The case, Lone Star National Bank NA, et al. v. Heartland Payment Systems, Inc., arises from perhaps the most notable payment card data breach in history. In 2008, hackers infiltrated the network of Heartland Payment Systems, Inc., a payment card processor, and gained access to the payment card information of millions of consumers. As a result, the banks that had issued payment cards to affected consumers (“Issuing Banks”) allegedly suffered economic losses in replacing compromised payment cards and refunding consumers for transactions that were fraudulently charged to their accounts.

The Issuing Banks did not have a direct contractual relationship with Heartland. The only relationship between the parties was their mutual involvement in the “web of contractual relationships established by Visa and MasterCard.” The Issuing Banks had entered into agreements with Visa and MasterCard that allowed them to issue payment cards to their customers. Heartland, on the other hand, had entered into agreements that allowed it to process transactions on behalf of acquiring banks. (An “acquiring bank” is one that processes credit or debit card payments for merchants.) Heartland’s agreement with the acquiring banks required Heartland to comply with Visa and MasterCard regulations regarding the security of payment card information.

Following the breach at Heartland, the Issuing Banks sued Heartland for its alleged negligence in not securing their customers’ payment card data.

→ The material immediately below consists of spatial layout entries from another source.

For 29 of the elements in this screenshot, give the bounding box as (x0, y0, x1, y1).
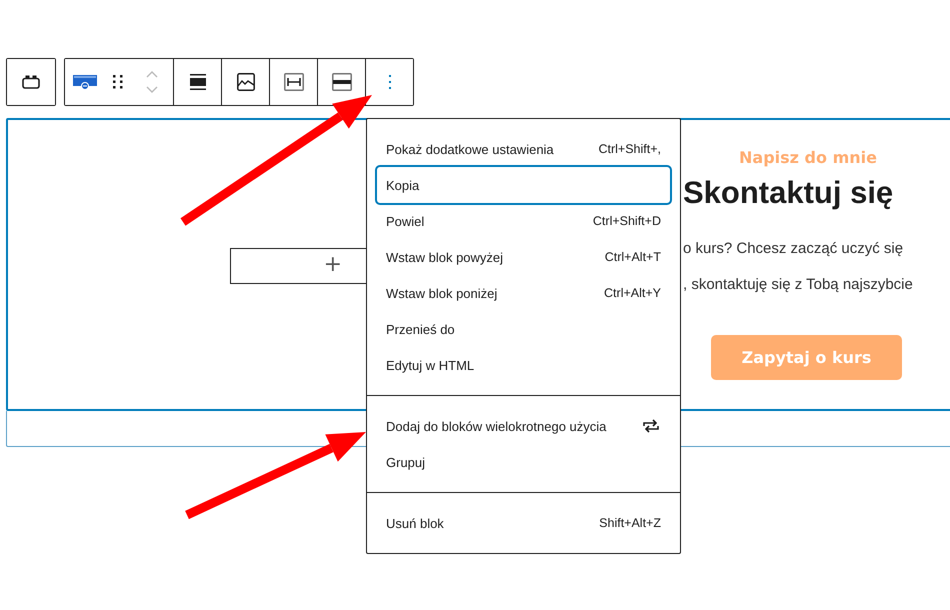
shortcut-text: Shift+Alt+Z (599, 516, 661, 530)
paragraph-line: o kurs? Chcesz zacząć uczyć się (683, 239, 904, 259)
block-icon (22, 75, 40, 89)
shortcut-text: Ctrl+Shift+, (598, 142, 661, 156)
shortcut-text: Ctrl+Alt+T (604, 250, 661, 264)
menu-item[interactable]: Wstaw blok powyżej Ctrl+Alt+T (377, 239, 670, 275)
paragraph-line: , skontaktuję się z Tobą najszybcie (683, 275, 914, 295)
menu-item[interactable]: Usuń blok Shift+Alt+Z (377, 505, 670, 541)
menu-item[interactable]: Kopia (377, 167, 670, 203)
cover-block-icon (73, 74, 97, 90)
menu-item[interactable]: Grupuj (377, 444, 670, 480)
drag-icon (113, 75, 123, 89)
menu-item[interactable]: Pokaż dodatkowe ustawienia Ctrl+Shift+, (377, 131, 670, 167)
add-block-button[interactable]: + (230, 248, 366, 284)
more-options-button[interactable] (365, 59, 413, 105)
full-width-icon (332, 73, 352, 91)
menu-item[interactable]: Przenieś do (377, 311, 670, 347)
menu-item[interactable]: Wstaw blok poniżej Ctrl+Alt+Y (377, 275, 670, 311)
shortcut-text: Ctrl+Alt+Y (604, 286, 661, 300)
menu-item[interactable]: Edytuj w HTML (377, 347, 670, 383)
align-icon (190, 74, 206, 90)
menu-item[interactable]: Powiel Ctrl+Shift+D (377, 203, 670, 239)
move-arrows-icon (145, 69, 159, 95)
eyebrow-text: Napisz do mnie (738, 148, 878, 167)
wide-width-icon (284, 73, 304, 91)
shortcut-text: Ctrl+Shift+D (592, 214, 661, 228)
image-icon (236, 73, 254, 91)
menu-item[interactable]: Dodaj do bloków wielokrotnego użycia (377, 408, 670, 444)
heading: Skontaktuj się (683, 175, 894, 211)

The district court dismissed the negligence claims and denied the Issuing Banks any recovery for the economic losses associated with replacing payment cards and reimbursing fraudulent charges. According to the district court, the economic loss doctrine precluded tort recovery for purely economic losses and limited the Issuing Banks’ remedies to those provided by the Visa and MasterCard regulations that governed their participation in the payment card industry.

The Fifth Circuit reversed and remanded. Acknowledging that the economic loss doctrine generally precludes tort recovery and limits a plaintiff’s recovery for purely economic damages to contractual remedies, the Fifth Circuit nonetheless found that under New Jersey law the doctrine “does not bar tort recovery where the defendant causes an identifiable class of plaintiffs to which it owes a duty of care to suffer economic loss that does not result in boundless liability.”

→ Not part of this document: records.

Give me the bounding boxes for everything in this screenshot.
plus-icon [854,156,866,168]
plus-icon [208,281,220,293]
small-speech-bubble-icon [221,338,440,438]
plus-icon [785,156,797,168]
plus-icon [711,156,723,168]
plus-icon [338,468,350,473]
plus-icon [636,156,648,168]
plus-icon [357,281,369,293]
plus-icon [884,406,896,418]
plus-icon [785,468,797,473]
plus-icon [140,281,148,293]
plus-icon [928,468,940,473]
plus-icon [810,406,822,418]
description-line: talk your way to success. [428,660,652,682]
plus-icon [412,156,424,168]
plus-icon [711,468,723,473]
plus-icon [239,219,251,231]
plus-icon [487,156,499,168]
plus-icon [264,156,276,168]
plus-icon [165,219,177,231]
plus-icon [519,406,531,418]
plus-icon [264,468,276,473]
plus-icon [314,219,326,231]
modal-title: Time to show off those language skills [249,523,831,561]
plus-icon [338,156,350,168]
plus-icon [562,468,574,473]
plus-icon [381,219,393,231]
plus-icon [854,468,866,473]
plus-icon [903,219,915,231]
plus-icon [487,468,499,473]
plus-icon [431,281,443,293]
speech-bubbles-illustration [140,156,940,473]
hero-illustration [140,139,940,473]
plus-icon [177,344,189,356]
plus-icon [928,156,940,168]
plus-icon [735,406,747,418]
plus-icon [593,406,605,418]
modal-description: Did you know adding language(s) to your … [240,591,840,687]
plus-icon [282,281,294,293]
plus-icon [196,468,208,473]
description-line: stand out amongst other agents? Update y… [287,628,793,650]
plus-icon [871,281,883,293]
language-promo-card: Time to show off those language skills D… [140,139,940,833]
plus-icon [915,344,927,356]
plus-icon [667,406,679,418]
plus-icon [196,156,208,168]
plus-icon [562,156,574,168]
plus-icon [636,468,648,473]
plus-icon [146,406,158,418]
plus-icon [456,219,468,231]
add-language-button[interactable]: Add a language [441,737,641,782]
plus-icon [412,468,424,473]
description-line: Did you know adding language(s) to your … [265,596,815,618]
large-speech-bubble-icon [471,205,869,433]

The court went on to hold that the Issuing Banks were an “identifiable class” and that allowing them to recover against Heartland under tort theories would not expose Heartland to boundless liability. “The identities, nature, and number of victims are easily foreseeable,” the court held, because the Issuing Banks are “the very entities to which Heartland sends payment card information.” The court also found that, given the relationship between the parties, precluding the Issuing Banks from recovering under tort theories would leave them with “no remedy for Heartland’s negligence, defying notions of fairness, common sense and morality.”

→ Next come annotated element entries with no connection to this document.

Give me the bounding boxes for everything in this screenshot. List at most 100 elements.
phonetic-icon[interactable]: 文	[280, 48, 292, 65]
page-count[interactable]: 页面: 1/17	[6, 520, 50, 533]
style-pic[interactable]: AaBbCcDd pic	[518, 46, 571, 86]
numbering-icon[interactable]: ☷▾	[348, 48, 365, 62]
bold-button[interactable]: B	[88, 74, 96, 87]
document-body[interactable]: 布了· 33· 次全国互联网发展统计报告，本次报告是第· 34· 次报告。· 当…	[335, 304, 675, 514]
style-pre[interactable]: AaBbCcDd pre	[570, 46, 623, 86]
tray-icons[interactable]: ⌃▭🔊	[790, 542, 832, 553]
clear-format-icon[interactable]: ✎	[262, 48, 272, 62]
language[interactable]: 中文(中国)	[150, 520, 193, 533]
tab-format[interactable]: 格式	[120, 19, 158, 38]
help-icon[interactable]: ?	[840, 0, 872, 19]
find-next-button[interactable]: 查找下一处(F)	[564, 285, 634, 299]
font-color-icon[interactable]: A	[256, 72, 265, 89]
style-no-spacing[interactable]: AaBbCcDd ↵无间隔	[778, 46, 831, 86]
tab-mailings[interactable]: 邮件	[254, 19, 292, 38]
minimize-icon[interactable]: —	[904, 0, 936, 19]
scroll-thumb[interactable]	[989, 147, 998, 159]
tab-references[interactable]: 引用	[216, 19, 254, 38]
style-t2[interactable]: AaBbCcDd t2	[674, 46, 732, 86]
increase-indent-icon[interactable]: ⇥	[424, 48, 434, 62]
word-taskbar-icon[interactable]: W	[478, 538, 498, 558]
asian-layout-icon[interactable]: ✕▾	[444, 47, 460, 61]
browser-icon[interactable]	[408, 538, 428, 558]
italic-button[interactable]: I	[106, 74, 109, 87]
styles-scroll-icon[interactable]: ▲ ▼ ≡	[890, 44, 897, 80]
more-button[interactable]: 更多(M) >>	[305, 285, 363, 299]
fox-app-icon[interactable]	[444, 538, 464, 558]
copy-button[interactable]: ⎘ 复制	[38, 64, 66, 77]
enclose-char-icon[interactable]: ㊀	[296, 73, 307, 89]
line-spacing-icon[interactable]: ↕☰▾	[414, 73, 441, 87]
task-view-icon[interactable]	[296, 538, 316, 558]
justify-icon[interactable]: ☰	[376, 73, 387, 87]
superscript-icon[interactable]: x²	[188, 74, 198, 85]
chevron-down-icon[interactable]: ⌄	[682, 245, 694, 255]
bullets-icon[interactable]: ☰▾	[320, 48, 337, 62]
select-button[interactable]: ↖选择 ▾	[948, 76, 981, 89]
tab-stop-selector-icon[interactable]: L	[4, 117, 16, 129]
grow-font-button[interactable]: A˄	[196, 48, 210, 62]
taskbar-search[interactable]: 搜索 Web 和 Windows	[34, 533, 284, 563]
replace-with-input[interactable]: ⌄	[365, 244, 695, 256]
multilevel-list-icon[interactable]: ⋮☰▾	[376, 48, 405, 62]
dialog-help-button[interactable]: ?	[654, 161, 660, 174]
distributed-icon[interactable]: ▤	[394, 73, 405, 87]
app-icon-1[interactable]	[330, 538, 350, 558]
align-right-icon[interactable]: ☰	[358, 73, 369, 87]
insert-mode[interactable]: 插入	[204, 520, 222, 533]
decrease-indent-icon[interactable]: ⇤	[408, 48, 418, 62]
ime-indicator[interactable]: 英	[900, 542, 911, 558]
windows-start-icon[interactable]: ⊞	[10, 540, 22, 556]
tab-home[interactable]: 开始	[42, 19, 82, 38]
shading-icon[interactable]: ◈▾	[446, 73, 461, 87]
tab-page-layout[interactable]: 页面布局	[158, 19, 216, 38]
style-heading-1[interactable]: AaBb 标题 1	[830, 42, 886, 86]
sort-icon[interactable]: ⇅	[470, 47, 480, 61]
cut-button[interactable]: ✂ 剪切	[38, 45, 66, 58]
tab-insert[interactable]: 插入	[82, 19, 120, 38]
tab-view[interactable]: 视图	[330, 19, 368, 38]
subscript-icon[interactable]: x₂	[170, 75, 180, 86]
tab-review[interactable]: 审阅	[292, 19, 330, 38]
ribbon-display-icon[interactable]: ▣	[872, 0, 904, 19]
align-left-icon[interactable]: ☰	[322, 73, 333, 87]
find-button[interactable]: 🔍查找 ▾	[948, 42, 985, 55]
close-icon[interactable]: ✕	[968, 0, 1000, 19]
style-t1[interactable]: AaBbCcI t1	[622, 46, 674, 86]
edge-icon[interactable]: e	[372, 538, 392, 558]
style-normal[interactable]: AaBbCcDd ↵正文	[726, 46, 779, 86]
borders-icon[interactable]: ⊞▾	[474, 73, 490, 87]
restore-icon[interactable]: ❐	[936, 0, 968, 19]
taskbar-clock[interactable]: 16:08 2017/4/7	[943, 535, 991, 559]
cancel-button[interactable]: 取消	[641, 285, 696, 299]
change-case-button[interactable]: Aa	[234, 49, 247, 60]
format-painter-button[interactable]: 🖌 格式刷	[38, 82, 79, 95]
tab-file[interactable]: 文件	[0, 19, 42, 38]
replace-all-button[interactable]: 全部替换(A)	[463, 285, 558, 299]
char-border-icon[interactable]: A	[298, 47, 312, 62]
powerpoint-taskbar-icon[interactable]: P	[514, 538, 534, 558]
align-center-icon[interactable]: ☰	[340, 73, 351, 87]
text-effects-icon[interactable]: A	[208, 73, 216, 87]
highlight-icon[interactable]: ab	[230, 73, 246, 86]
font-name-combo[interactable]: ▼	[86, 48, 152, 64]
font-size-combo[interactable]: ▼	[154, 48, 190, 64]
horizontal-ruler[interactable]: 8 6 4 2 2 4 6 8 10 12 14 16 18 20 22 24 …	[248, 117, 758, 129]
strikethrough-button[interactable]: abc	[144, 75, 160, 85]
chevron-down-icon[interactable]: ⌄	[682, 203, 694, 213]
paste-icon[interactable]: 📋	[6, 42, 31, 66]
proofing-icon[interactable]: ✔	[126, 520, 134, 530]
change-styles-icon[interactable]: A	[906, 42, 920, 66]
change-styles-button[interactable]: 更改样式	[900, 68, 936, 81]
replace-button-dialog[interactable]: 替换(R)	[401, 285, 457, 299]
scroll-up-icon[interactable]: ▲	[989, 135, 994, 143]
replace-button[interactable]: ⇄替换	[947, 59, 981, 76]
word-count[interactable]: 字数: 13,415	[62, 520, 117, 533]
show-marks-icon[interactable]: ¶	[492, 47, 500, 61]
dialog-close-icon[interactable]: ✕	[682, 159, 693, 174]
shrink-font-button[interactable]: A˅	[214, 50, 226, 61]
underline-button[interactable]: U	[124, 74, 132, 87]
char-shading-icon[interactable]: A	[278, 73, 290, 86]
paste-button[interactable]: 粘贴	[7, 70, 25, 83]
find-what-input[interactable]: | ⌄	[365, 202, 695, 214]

The Fifth Circuit’s opinion could signal an expansion in cyber liability. The concept of an “identifiable class” to whom defendants may owe a duty is not well defined and will be subject to fact-specific interpretation by courts in the future. Thus, companies found to be negligent in their cybersecurity practices could be held liable for losses suffered by unrelated parties. Given this development, companies have yet another incentive to ensure they comply with cybersecurity industry standards and best practices.